Sri Wedari kembali mengambil selembar daun pisang, dan membungkus lagi sepotong ubi rebus dan dimasukkan semua bungkusan makanan itu ke dalam sebuah bakul.
***
Sri Wedari sedikit lagi hampir tiba di pondok pasungan Dasimah, satu tanjakan terjal di depannya itu adalah jalur tersulit terakhir yang harus dilalui sebelum sampai di pinggir telaga. Namun, ia mendengar bunyi yang bersumber dari arah gubuk pasungan sang putri tunggalnya.
“Oa … oa,”
Sri Wedari menghentikan langkahnya, mencoba menyendengkan telinga agar dapat mendengar dengan jelas dari mana bunyi itu berasal?
Semakin ia menyendengkan telinganya, suara itu seakan menghilang kembali. Saat melangkah lagi, terdengar kembali suara seperti tangisan seorang bayi. Namun, samar dan buyar terbawa angin dan suara degub jantungnya sendiri.
“Bayi siapa yang menangis di dalam hutan begini?” oceh Sri Wedari.
Seperti telah diatur saja, Sri Wedari sama sekali melupakan jika terakhir kali ia menjenguk Dasimah, kandungan putrinya itu sudahlah amat besar.
“Ah, hanya halusinasiku saja!” gumam Sri Wedari sambil menmegang tengkuknya yang bergidik.
Dia telah sampai di pinggiran Telaga, sepuluh tombak lagi jaraknya dengan gubuk pasungan Dasimah.
Tanpa memikirkan apa-apa lagi, selain perut putrinya yang sudah pasti keroncongan, Sri Wedari melangkah.Setibanya di depan gubuk, langsung saja ia menerobos masuk ke dalam.
“Astaga …” teriak Dasimah ketika manik matanya menangkap pemandangan di dalam gubuk tersebut.

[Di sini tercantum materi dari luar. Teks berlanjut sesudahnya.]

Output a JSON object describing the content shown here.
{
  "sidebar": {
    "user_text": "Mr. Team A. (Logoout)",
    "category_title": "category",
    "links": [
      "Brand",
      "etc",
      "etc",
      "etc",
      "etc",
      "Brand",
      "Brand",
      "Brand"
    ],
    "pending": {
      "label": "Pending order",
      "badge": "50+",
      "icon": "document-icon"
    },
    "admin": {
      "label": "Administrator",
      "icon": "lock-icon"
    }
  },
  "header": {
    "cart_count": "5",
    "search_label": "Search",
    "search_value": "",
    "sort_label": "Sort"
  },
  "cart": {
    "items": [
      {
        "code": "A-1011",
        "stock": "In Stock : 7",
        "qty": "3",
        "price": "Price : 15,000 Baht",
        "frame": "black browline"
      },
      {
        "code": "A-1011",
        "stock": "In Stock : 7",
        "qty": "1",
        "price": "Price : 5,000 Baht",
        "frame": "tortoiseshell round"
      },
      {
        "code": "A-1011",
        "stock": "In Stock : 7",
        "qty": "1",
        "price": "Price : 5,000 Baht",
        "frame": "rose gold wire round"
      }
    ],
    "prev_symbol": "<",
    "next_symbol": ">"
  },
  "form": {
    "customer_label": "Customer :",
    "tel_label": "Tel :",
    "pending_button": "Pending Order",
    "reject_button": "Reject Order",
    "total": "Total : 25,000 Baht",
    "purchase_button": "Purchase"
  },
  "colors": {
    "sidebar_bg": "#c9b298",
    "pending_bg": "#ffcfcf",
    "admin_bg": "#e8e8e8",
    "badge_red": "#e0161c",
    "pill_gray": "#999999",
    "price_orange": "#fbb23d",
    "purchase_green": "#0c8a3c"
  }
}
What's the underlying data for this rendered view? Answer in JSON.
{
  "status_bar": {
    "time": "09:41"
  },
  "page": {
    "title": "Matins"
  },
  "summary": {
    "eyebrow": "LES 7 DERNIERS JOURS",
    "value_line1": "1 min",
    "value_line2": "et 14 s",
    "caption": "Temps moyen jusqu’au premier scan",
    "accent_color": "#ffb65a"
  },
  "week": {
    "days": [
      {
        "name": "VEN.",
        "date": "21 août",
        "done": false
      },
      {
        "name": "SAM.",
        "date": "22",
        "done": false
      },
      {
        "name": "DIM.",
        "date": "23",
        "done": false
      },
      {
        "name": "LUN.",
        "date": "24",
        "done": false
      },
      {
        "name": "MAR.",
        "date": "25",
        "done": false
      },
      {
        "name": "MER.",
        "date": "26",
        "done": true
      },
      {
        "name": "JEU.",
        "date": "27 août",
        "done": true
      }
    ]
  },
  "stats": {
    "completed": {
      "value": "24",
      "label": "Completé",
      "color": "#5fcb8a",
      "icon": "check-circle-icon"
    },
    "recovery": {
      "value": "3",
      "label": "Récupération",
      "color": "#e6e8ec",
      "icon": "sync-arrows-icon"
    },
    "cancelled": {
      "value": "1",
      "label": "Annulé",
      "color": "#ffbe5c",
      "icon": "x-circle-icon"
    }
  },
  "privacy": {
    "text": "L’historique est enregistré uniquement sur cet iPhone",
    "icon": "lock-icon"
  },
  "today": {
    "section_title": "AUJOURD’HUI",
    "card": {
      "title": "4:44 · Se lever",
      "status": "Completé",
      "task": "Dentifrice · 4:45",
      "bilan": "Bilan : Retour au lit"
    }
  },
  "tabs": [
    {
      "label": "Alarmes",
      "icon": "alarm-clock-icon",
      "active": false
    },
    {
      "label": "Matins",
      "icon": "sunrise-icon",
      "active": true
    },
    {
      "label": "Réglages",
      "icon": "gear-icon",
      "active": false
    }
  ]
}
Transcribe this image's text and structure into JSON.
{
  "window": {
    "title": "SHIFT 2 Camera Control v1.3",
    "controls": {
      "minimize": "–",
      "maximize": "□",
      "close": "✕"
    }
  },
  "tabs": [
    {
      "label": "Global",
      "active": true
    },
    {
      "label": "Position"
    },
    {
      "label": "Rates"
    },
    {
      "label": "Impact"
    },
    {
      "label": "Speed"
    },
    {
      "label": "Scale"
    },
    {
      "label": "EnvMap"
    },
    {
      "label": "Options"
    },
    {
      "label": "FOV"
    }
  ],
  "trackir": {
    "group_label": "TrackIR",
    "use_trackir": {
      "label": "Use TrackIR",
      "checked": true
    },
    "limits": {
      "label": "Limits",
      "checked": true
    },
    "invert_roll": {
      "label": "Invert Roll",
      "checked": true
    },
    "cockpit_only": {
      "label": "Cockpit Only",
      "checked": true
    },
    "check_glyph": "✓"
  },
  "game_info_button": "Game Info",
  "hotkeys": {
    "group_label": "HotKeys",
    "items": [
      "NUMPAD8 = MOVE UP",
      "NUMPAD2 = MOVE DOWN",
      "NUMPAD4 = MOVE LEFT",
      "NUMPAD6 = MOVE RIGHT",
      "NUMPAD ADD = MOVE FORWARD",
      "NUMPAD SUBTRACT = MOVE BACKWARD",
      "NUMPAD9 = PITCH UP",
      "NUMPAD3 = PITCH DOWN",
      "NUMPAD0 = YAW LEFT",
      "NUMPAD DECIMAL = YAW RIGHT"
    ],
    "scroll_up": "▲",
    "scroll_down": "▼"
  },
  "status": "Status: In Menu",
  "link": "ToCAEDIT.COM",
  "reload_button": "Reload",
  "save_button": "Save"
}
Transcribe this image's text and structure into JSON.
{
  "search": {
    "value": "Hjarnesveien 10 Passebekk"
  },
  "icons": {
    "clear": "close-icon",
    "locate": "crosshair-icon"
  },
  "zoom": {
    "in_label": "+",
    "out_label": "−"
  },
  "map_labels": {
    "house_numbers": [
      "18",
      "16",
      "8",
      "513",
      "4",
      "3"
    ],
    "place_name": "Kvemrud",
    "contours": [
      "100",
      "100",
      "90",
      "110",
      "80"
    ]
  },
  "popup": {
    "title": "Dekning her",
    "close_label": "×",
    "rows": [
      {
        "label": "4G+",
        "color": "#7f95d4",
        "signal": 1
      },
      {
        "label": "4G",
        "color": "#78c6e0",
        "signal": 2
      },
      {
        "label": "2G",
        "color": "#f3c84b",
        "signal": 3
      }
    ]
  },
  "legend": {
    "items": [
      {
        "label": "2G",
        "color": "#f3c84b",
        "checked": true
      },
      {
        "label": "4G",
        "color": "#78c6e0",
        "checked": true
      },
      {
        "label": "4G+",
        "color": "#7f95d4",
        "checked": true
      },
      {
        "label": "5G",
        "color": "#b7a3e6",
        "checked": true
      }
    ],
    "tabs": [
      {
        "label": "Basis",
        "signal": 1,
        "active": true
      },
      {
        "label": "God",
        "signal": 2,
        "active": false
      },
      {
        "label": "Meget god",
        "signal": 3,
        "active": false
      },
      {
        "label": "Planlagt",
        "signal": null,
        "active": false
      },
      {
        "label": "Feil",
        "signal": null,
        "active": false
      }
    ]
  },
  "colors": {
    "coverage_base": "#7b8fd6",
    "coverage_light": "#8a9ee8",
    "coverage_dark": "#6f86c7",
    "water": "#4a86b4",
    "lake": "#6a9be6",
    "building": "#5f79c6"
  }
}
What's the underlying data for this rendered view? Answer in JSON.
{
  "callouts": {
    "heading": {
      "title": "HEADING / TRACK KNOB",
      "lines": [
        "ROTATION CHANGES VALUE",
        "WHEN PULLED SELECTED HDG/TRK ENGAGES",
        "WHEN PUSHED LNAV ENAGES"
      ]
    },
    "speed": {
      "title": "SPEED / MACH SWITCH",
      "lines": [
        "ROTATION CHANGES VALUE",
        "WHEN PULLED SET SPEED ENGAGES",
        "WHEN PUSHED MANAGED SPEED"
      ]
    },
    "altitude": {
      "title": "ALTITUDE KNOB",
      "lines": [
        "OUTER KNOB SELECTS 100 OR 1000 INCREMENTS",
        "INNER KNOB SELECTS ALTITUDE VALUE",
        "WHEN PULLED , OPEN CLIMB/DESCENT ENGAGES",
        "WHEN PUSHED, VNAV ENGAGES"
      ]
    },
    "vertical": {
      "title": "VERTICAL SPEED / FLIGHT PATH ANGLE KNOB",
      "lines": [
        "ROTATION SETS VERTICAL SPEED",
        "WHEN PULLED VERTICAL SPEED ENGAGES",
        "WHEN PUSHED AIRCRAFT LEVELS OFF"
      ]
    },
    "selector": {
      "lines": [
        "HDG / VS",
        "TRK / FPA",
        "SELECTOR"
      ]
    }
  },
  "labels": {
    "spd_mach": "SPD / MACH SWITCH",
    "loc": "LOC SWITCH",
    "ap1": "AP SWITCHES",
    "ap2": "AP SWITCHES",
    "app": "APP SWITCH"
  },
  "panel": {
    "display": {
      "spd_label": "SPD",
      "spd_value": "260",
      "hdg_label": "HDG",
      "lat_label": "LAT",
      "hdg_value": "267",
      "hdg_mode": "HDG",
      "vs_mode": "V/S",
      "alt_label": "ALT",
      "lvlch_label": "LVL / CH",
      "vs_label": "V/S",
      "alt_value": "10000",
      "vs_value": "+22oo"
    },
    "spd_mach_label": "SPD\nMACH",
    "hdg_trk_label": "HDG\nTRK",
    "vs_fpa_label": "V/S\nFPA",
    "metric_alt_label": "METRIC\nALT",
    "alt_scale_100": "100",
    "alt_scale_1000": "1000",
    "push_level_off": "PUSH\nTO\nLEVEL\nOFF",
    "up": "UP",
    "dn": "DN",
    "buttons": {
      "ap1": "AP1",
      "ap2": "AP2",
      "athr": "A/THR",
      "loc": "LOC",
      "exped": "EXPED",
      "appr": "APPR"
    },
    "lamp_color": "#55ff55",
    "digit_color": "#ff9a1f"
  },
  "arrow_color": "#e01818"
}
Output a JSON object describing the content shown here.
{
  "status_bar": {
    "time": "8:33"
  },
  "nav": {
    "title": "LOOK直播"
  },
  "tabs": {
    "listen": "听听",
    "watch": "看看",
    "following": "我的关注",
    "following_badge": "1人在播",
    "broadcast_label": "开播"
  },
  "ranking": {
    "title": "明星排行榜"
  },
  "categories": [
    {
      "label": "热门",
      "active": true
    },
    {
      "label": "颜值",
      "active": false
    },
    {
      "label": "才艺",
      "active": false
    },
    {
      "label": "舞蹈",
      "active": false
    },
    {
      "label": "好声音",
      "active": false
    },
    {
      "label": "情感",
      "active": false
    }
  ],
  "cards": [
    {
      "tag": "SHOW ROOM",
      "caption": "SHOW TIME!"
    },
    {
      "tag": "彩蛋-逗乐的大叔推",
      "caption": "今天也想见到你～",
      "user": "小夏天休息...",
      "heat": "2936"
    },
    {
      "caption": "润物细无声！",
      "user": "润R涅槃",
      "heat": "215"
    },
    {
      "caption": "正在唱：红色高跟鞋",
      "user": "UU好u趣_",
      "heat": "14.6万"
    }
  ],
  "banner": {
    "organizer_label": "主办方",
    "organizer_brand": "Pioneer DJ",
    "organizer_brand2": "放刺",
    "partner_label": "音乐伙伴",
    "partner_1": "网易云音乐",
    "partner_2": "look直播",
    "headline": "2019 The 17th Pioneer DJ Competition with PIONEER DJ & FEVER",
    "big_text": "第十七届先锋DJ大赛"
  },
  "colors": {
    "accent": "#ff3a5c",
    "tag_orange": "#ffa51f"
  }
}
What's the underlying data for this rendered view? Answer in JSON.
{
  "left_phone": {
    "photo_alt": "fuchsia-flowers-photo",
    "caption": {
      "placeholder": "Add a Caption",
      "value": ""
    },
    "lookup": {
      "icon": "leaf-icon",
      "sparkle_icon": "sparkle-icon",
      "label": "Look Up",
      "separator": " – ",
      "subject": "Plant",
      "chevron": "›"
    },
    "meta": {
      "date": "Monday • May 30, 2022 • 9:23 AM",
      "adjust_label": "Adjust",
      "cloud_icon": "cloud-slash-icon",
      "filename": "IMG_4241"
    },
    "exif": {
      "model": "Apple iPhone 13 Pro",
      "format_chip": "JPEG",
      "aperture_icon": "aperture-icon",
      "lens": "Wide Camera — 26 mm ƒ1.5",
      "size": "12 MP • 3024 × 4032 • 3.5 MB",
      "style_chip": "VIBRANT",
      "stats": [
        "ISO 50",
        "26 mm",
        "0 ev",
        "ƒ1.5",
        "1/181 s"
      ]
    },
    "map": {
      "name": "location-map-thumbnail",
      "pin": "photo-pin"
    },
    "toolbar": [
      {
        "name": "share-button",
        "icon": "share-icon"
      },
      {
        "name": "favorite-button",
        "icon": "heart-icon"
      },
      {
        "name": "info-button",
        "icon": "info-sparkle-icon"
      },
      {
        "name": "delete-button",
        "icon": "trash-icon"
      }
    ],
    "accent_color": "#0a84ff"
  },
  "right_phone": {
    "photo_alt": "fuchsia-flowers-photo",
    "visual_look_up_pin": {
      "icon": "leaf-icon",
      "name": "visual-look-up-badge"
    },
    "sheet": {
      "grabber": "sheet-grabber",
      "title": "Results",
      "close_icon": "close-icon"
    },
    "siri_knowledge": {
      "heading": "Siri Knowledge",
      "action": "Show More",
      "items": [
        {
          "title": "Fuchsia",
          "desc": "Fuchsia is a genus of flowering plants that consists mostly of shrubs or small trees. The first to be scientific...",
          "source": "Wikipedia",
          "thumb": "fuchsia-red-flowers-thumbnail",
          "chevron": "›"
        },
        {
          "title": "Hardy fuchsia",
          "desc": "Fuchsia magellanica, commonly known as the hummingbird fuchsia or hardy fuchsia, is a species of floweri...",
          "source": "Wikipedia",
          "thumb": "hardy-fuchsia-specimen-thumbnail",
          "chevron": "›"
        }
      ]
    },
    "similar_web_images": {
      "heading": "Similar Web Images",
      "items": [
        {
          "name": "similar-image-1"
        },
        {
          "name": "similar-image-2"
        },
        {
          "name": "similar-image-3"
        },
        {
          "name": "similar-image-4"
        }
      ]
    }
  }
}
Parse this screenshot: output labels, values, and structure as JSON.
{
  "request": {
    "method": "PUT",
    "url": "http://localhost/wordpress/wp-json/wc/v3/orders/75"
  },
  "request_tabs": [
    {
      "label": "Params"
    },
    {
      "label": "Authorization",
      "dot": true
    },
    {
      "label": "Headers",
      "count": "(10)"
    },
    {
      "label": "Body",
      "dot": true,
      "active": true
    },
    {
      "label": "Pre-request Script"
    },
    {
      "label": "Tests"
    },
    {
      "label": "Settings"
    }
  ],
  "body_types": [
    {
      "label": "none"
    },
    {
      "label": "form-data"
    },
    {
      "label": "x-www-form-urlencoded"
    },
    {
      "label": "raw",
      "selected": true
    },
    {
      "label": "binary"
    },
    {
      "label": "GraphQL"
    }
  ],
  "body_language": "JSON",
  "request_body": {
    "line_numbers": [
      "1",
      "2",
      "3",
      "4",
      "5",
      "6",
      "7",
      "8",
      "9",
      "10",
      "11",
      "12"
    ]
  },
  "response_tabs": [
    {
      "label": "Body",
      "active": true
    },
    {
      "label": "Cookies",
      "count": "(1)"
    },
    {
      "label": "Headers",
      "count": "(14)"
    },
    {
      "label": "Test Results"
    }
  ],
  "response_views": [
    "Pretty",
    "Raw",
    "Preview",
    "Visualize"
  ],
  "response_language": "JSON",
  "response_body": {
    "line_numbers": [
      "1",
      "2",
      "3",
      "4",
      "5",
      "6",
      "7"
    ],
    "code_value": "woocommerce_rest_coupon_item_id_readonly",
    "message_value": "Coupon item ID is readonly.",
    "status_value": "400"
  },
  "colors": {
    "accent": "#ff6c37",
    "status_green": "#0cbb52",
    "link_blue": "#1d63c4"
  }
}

Semuanya telah tampak rapi, dan kaki Dasimah yang sedang tertidur telah terlepas dari pasungan. Yang paling mengejutkan bagi Sri Wedari adalah seorang bayi yang terbaring di atas dedaunan di samping anaknya itu.
“Ya, Dewa, apa yang kulihat ini? Kutukan apa yang sedang menimpa pada putriku?”
Sri Wedari meletakan ke sebarang tempat, bakul yang ia bawa di lantai. Dengan penuh keheranan Sri Wedari mencoba menyentuh bayi yang terbaring di lantai.
Belum saja tangannya sampai pada tubuh si bayi, Sri Wedari tersentak.
“Nenek, aku cucumu. Arya Tarachandra!” Bayi itu terdengar berbicara padanya.
Sri Wedari mundur beberapa hasta kebelakang. Matanya terbelalak lebar, mulutnya pun turut membuka.
“Ahk!” Jeritan kaget keluar dari mulut Sri Wedari, saat mendengar suara yang menggema itu. “Si … si … siapa kamu? Pergi kau, makhluk jahat! Pergi!”” suara Sri Wedari gemetar, tubuhnya terasa kaku seiring seluruh bulu kuduknya berdiri.
“Nek, jangan takut! Aku adalah putra Dasimah, putrimu.” gema suara mirip suara anak laki-laki terdengar kembali.
Dengan seluruh kekuatan yang tersisa, wanita paruh baya itu mencoba bangkit berdiri. Ia tak peduli lagi dengan tujuan awalnya mengantarkan makanan untuk sang putri. Dasimah yang masih tertidur dengan pulas, seakan tak menyadari apa yang sedang terjadi di dalam gubuk tempat pasungannya tersebut.
Dalam pikiran Sri Wedari, makhluk jahatlah yang berbicara mengenalkan diri itu. Setelah berhasil berdiri, dia segera mengeluarkan jurus andalan satu-satunya, yakni jurus langkah seribu.
Baru saja kakinya hendak melangkah keluar gubuk, ia terjerembab jatuh ke tanah. Kakinya tersandung kayu di ambang pintu. "Akh!" jerit Sriwedari sambil mengambil ancang-ancang berlari kembali.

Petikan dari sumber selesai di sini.